Sometimes there are no symptoms of a worm infestation. An owner may not be able to tell that something is eating away at their puppy until the animal is beset by ill health. Here are some physical and behavioural symptoms observed of dogs with some kind of worm infestation:
Scratching or rubbing of rear (scooting)
Although this behaviour may indicate that your puppy is suffering an irritation of her anal glands it could stem from a worm infestation. Tapeworms especially are known to travel near to the anus and cause her to scoot in an effort to soothe the itch.
Bloating, vomiting and diarrhoea
A prolonged infestation of worms can lead to abdominal swelling (distension) and, if severe enough, may even increase the risk of intestinal rupture.
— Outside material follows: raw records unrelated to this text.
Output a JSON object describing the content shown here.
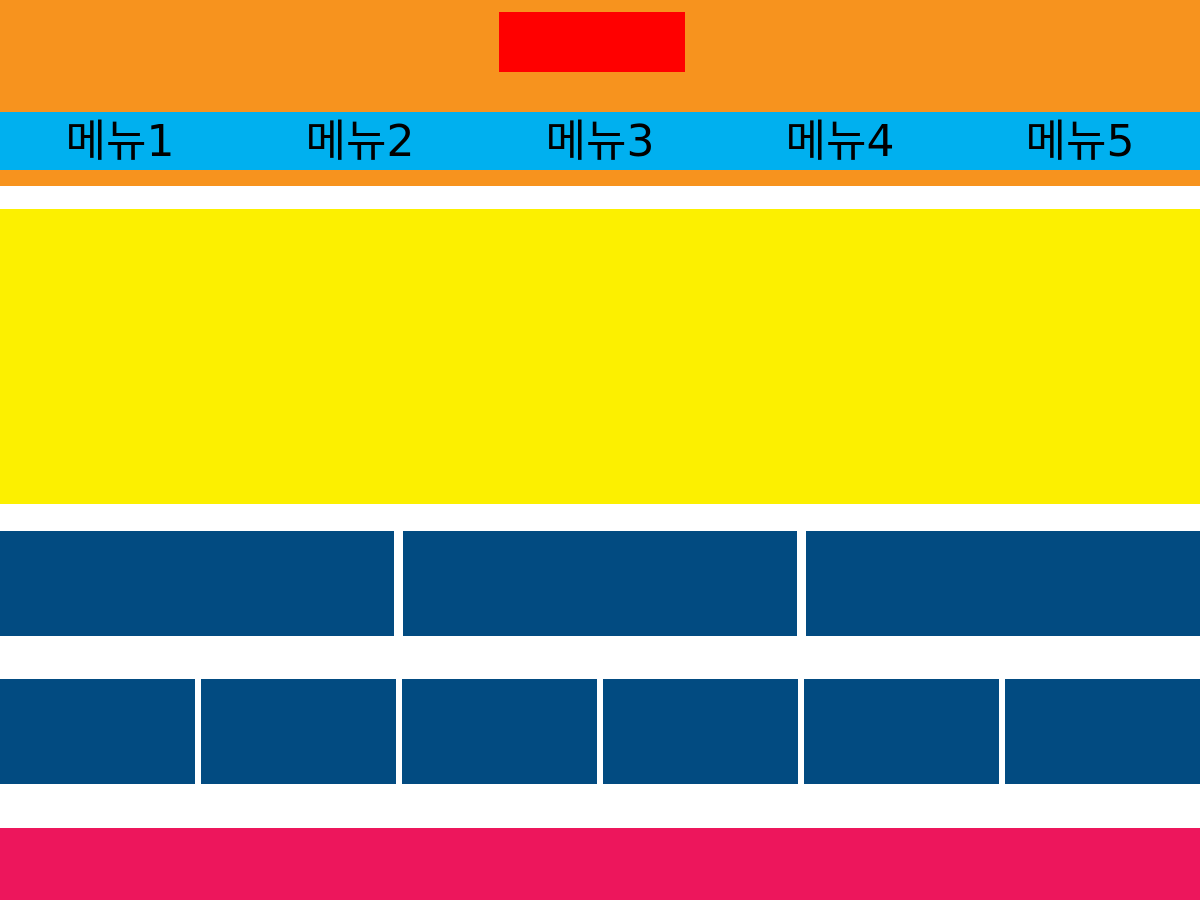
{
  "header": {
    "nav": [
      {
        "label": "메뉴1"
      },
      {
        "label": "메뉴2"
      },
      {
        "label": "메뉴3"
      },
      {
        "label": "메뉴4"
      },
      {
        "label": "메뉴5"
      }
    ]
  },
  "colors": {
    "header_bg": "#f7931e",
    "logo": "#ff0000",
    "nav_bg": "#00b0ef",
    "hero_bg": "#fcf000",
    "card_bg": "#024b81",
    "footer_bg": "#ed165c"
  }
}
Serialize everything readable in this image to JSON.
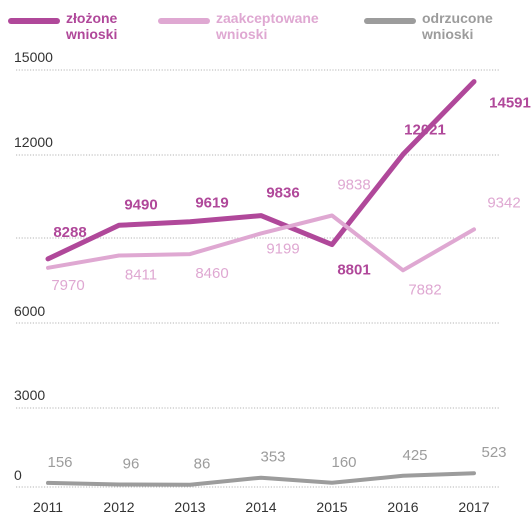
{
  "chart_data": {
    "type": "line",
    "title": "",
    "xlabel": "",
    "ylabel": "",
    "x": [
      "2011",
      "2012",
      "2013",
      "2014",
      "2015",
      "2016",
      "2017"
    ],
    "y_ticks": [
      "15000",
      "12000",
      "6000",
      "3000",
      "0"
    ],
    "series": [
      {
        "name_line1": "złożone",
        "name_line2": "wnioski",
        "color": "#B0489A",
        "values": [
          8288,
          9490,
          9619,
          9836,
          8801,
          12021,
          14591
        ]
      },
      {
        "name_line1": "zaakceptowane",
        "name_line2": "wnioski",
        "color": "#DFA8D2",
        "values": [
          7970,
          8411,
          8460,
          9199,
          9838,
          7882,
          9342
        ]
      },
      {
        "name_line1": "odrzucone",
        "name_line2": "wnioski",
        "color": "#9C9C9C",
        "values": [
          156,
          96,
          86,
          353,
          160,
          425,
          523
        ]
      }
    ],
    "grid": true,
    "legend": "top"
  }
}
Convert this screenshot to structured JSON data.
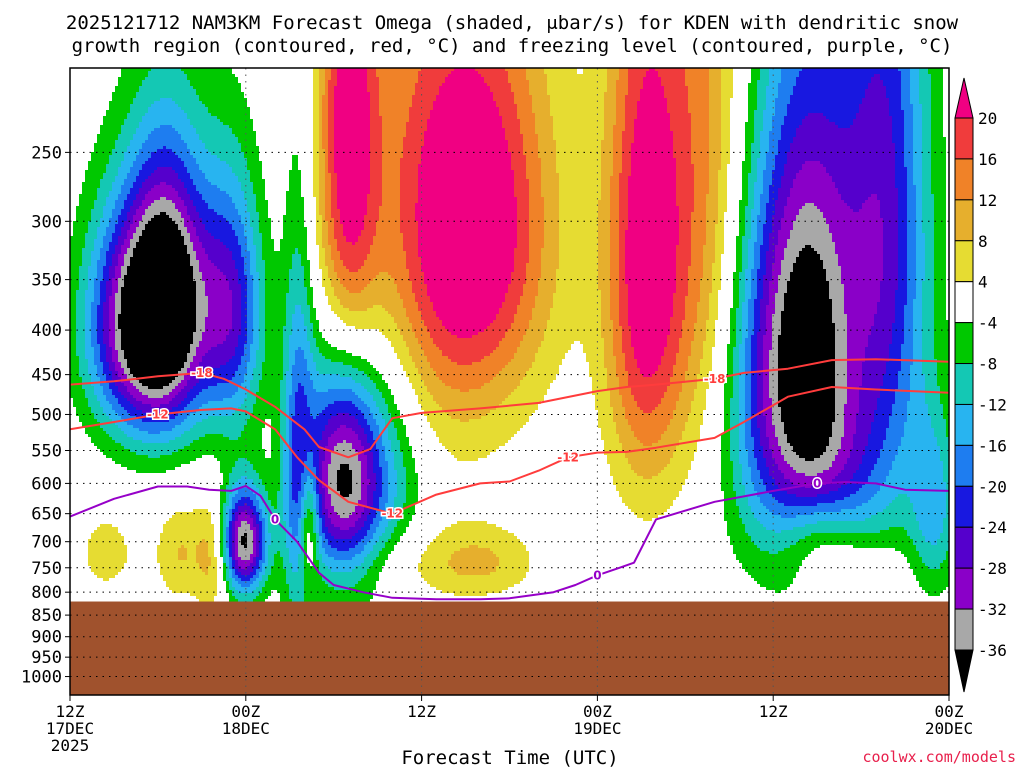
{
  "chart_data": {
    "type": "heatmap",
    "title_line1": "2025121712 NAM3KM Forecast Omega (shaded, μbar/s) for KDEN with dendritic snow",
    "title_line2": "growth region (contoured, red, °C) and freezing level (contoured, purple, °C)",
    "xlabel": "Forecast Time (UTC)",
    "credit": "coolwx.com/models",
    "x_ticks": [
      {
        "hour": 0,
        "l1": "12Z",
        "l2": "17DEC",
        "l3": "2025"
      },
      {
        "hour": 12,
        "l1": "00Z",
        "l2": "18DEC",
        "l3": ""
      },
      {
        "hour": 24,
        "l1": "12Z",
        "l2": "",
        "l3": ""
      },
      {
        "hour": 36,
        "l1": "00Z",
        "l2": "19DEC",
        "l3": ""
      },
      {
        "hour": 48,
        "l1": "12Z",
        "l2": "",
        "l3": ""
      },
      {
        "hour": 60,
        "l1": "00Z",
        "l2": "20DEC",
        "l3": ""
      }
    ],
    "xlim": [
      0,
      60
    ],
    "y_ticks": [
      250,
      300,
      350,
      400,
      450,
      500,
      550,
      600,
      650,
      700,
      750,
      800,
      850,
      900,
      950,
      1000
    ],
    "ylim_hpa": [
      1050,
      200
    ],
    "ground_level_hpa": 820,
    "colorbar": {
      "levels": [
        -36,
        -32,
        -28,
        -24,
        -20,
        -16,
        -12,
        -8,
        -4,
        4,
        8,
        12,
        16,
        20
      ],
      "colors": [
        "#000000",
        "#a8a8a8",
        "#8a00c8",
        "#5500cc",
        "#1818e0",
        "#1e7df0",
        "#28b4f0",
        "#14c8b4",
        "#00c800",
        "#ffffff",
        "#e6dc32",
        "#e6af2d",
        "#f08228",
        "#f03c3c",
        "#f00082"
      ],
      "tick_labels": [
        "20",
        "16",
        "12",
        "8",
        "4",
        "-4",
        "-8",
        "-12",
        "-16",
        "-20",
        "-24",
        "-28",
        "-32",
        "-36"
      ]
    },
    "contours": {
      "minus18": {
        "label": "-18",
        "color": "#ff3c3c",
        "hours": [
          0,
          3,
          6,
          9,
          10.5,
          12,
          14,
          16,
          17,
          19,
          20.5,
          22,
          24,
          28,
          32,
          36,
          38,
          40,
          44,
          46,
          49,
          52,
          55,
          60
        ],
        "hpa": [
          462,
          458,
          452,
          448,
          455,
          468,
          490,
          520,
          545,
          560,
          548,
          505,
          498,
          492,
          485,
          470,
          465,
          462,
          455,
          448,
          443,
          433,
          432,
          435
        ]
      },
      "minus12": {
        "label": "-12",
        "color": "#ff3c3c",
        "hours": [
          0,
          3,
          6,
          9,
          11,
          12,
          14,
          15.5,
          17,
          19,
          22,
          25,
          28,
          30,
          32,
          34,
          36,
          38,
          40,
          44,
          46,
          49,
          52,
          55,
          60
        ],
        "hpa": [
          520,
          510,
          500,
          494,
          492,
          496,
          520,
          560,
          595,
          630,
          650,
          618,
          600,
          597,
          580,
          560,
          553,
          552,
          546,
          532,
          510,
          477,
          465,
          468,
          472
        ]
      },
      "freezing": {
        "label": "0",
        "color": "#9600c8",
        "hours": [
          0,
          3,
          6,
          8,
          9.5,
          11,
          12,
          13,
          14,
          15.5,
          17,
          18,
          20,
          22,
          25,
          28,
          30,
          33,
          34.5,
          36,
          37.5,
          38.5,
          40,
          44,
          48,
          51,
          53,
          55,
          57,
          60
        ],
        "hpa": [
          655,
          625,
          605,
          605,
          610,
          612,
          604,
          620,
          660,
          700,
          760,
          785,
          800,
          812,
          815,
          815,
          813,
          800,
          785,
          765,
          750,
          740,
          660,
          630,
          612,
          600,
          598,
          600,
          610,
          612
        ]
      }
    },
    "features": [
      {
        "sign": -1,
        "hour": 6.8,
        "hpa": 370,
        "ht": 1.9,
        "hp": 95,
        "peak": -37
      },
      {
        "sign": -1,
        "hour": 4.2,
        "hpa": 395,
        "ht": 2.3,
        "hp": 85,
        "peak": -31
      },
      {
        "sign": -1,
        "hour": 11.0,
        "hpa": 380,
        "ht": 1.6,
        "hp": 90,
        "peak": -25
      },
      {
        "sign": -1,
        "hour": 11.9,
        "hpa": 700,
        "ht": 1.1,
        "hp": 70,
        "peak": -37
      },
      {
        "sign": -1,
        "hour": 18.6,
        "hpa": 590,
        "ht": 1.9,
        "hp": 125,
        "peak": -37
      },
      {
        "sign": -1,
        "hour": 15.6,
        "hpa": 560,
        "ht": 0.8,
        "hp": 220,
        "peak": -17
      },
      {
        "sign": -1,
        "hour": 22.0,
        "hpa": 580,
        "ht": 2.0,
        "hp": 160,
        "peak": -10
      },
      {
        "sign": -1,
        "hour": 48.0,
        "hpa": 440,
        "ht": 2.5,
        "hp": 180,
        "peak": -27
      },
      {
        "sign": -1,
        "hour": 51.0,
        "hpa": 420,
        "ht": 2.0,
        "hp": 190,
        "peak": -25
      },
      {
        "sign": -1,
        "hour": 55.5,
        "hpa": 310,
        "ht": 2.2,
        "hp": 200,
        "peak": -26
      },
      {
        "sign": -1,
        "hour": 53.0,
        "hpa": 590,
        "ht": 2.5,
        "hp": 90,
        "peak": -9
      },
      {
        "sign": -1,
        "hour": 59.0,
        "hpa": 640,
        "ht": 1.2,
        "hp": 110,
        "peak": -13
      },
      {
        "sign": 1,
        "hour": 19.0,
        "hpa": 240,
        "ht": 1.4,
        "hp": 130,
        "peak": 20
      },
      {
        "sign": 1,
        "hour": 28.0,
        "hpa": 300,
        "ht": 3.6,
        "hp": 110,
        "peak": 20
      },
      {
        "sign": 1,
        "hour": 24.0,
        "hpa": 320,
        "ht": 4.5,
        "hp": 170,
        "peak": 12
      },
      {
        "sign": 1,
        "hour": 39.2,
        "hpa": 335,
        "ht": 1.9,
        "hp": 170,
        "peak": 23
      },
      {
        "sign": 1,
        "hour": 43.5,
        "hpa": 270,
        "ht": 2.4,
        "hp": 190,
        "peak": 14
      },
      {
        "sign": 1,
        "hour": 16.3,
        "hpa": 660,
        "ht": 0.5,
        "hp": 80,
        "peak": 19
      },
      {
        "sign": 1,
        "hour": 9.8,
        "hpa": 725,
        "ht": 0.8,
        "hp": 80,
        "peak": 10
      },
      {
        "sign": 1,
        "hour": 7.5,
        "hpa": 720,
        "ht": 1.2,
        "hp": 70,
        "peak": 8
      },
      {
        "sign": 1,
        "hour": 2.5,
        "hpa": 720,
        "ht": 1.5,
        "hp": 60,
        "peak": 6
      },
      {
        "sign": 1,
        "hour": 22.5,
        "hpa": 740,
        "ht": 3.5,
        "hp": 60,
        "peak": 7
      },
      {
        "sign": 1,
        "hour": 28.5,
        "hpa": 740,
        "ht": 2.5,
        "hp": 50,
        "peak": 7
      },
      {
        "sign": 1,
        "hour": 51.0,
        "hpa": 680,
        "ht": 1.8,
        "hp": 55,
        "peak": 10
      },
      {
        "sign": 1,
        "hour": 53.0,
        "hpa": 760,
        "ht": 2.6,
        "hp": 45,
        "peak": 6
      }
    ]
  }
}
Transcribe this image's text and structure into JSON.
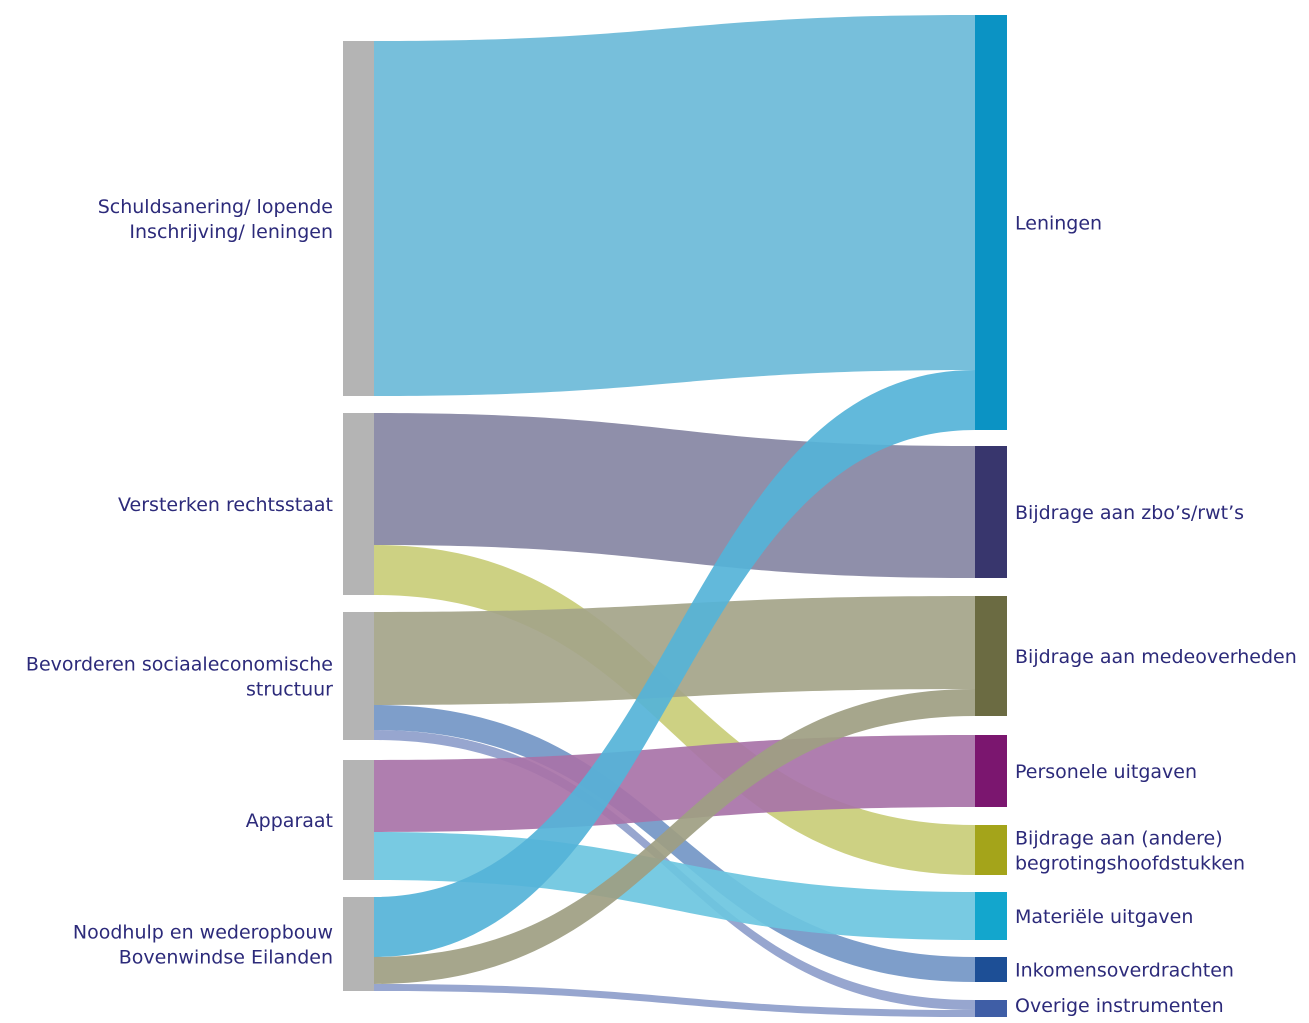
{
  "diagram": {
    "sources": [
      {
        "id": "s1",
        "label_lines": [
          "Schuldsanering/ lopende",
          "Inschrijving/ leningen"
        ]
      },
      {
        "id": "s2",
        "label_lines": [
          "Versterken rechtsstaat"
        ]
      },
      {
        "id": "s3",
        "label_lines": [
          "Bevorderen sociaaleconomische",
          "structuur"
        ]
      },
      {
        "id": "s4",
        "label_lines": [
          "Apparaat"
        ]
      },
      {
        "id": "s5",
        "label_lines": [
          "Noodhulp en wederopbouw",
          "Bovenwindse Eilanden"
        ]
      }
    ],
    "targets": [
      {
        "id": "t1",
        "label_lines": [
          "Leningen"
        ],
        "color": "#0b93c4"
      },
      {
        "id": "t2",
        "label_lines": [
          "Bijdrage aan zbo’s/rwt’s"
        ],
        "color": "#38366d"
      },
      {
        "id": "t3",
        "label_lines": [
          "Bijdrage aan medeoverheden"
        ],
        "color": "#6b6b42"
      },
      {
        "id": "t4",
        "label_lines": [
          "Personele uitgaven"
        ],
        "color": "#7b166f"
      },
      {
        "id": "t5",
        "label_lines": [
          "Bijdrage aan (andere)",
          "begrotingshoofdstukken"
        ],
        "color": "#a4a41a"
      },
      {
        "id": "t6",
        "label_lines": [
          "Materiële uitgaven"
        ],
        "color": "#13a6cd"
      },
      {
        "id": "t7",
        "label_lines": [
          "Inkomensoverdrachten"
        ],
        "color": "#1d4f96"
      },
      {
        "id": "t8",
        "label_lines": [
          "Overige instrumenten"
        ],
        "color": "#3f5ea6"
      }
    ],
    "source_color": "#b4b4b4",
    "label_color": "#2c2a7a",
    "flows": [
      {
        "source": "s1",
        "target": "t1",
        "value": 355,
        "color": "#6bbad8"
      },
      {
        "source": "s2",
        "target": "t2",
        "value": 132,
        "color": "#8586a3"
      },
      {
        "source": "s2",
        "target": "t5",
        "value": 50,
        "color": "#c9cd78"
      },
      {
        "source": "s3",
        "target": "t3",
        "value": 93,
        "color": "#a4a489"
      },
      {
        "source": "s3",
        "target": "t7",
        "value": 25,
        "color": "#7396c5"
      },
      {
        "source": "s3",
        "target": "t8",
        "value": 10,
        "color": "#8e9ecb"
      },
      {
        "source": "s4",
        "target": "t4",
        "value": 72,
        "color": "#a873a8"
      },
      {
        "source": "s4",
        "target": "t6",
        "value": 48,
        "color": "#6cc6df"
      },
      {
        "source": "s5",
        "target": "t1",
        "value": 60,
        "color": "#55b3d8"
      },
      {
        "source": "s5",
        "target": "t3",
        "value": 27,
        "color": "#9e9e82"
      },
      {
        "source": "s5",
        "target": "t8",
        "value": 7,
        "color": "#8e9ecb"
      }
    ]
  }
}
Haemic diarrhoea indicates an advanced infestation and potentially other problems brought on by the worms. You may also see the worms in your puppy's vomit.
Heightened appetite accompanied by weight loss
Especially of puppies this symptom should give a rise of concern. A worm infestation leaches nutrients and minerals from the dog’s system which if left untreated causes malnutrition.
Summary of treatments
Many puppies are born with worms but all puppies should be wormed every fortnight for three months and then every three months after that. Some owners may consider their steering a dog around unsavoury temptations to be an adequate measure to take against the infestation of a worm, but vaccination is still the safest route to take to ensure any outbreaks are kept to a minimum.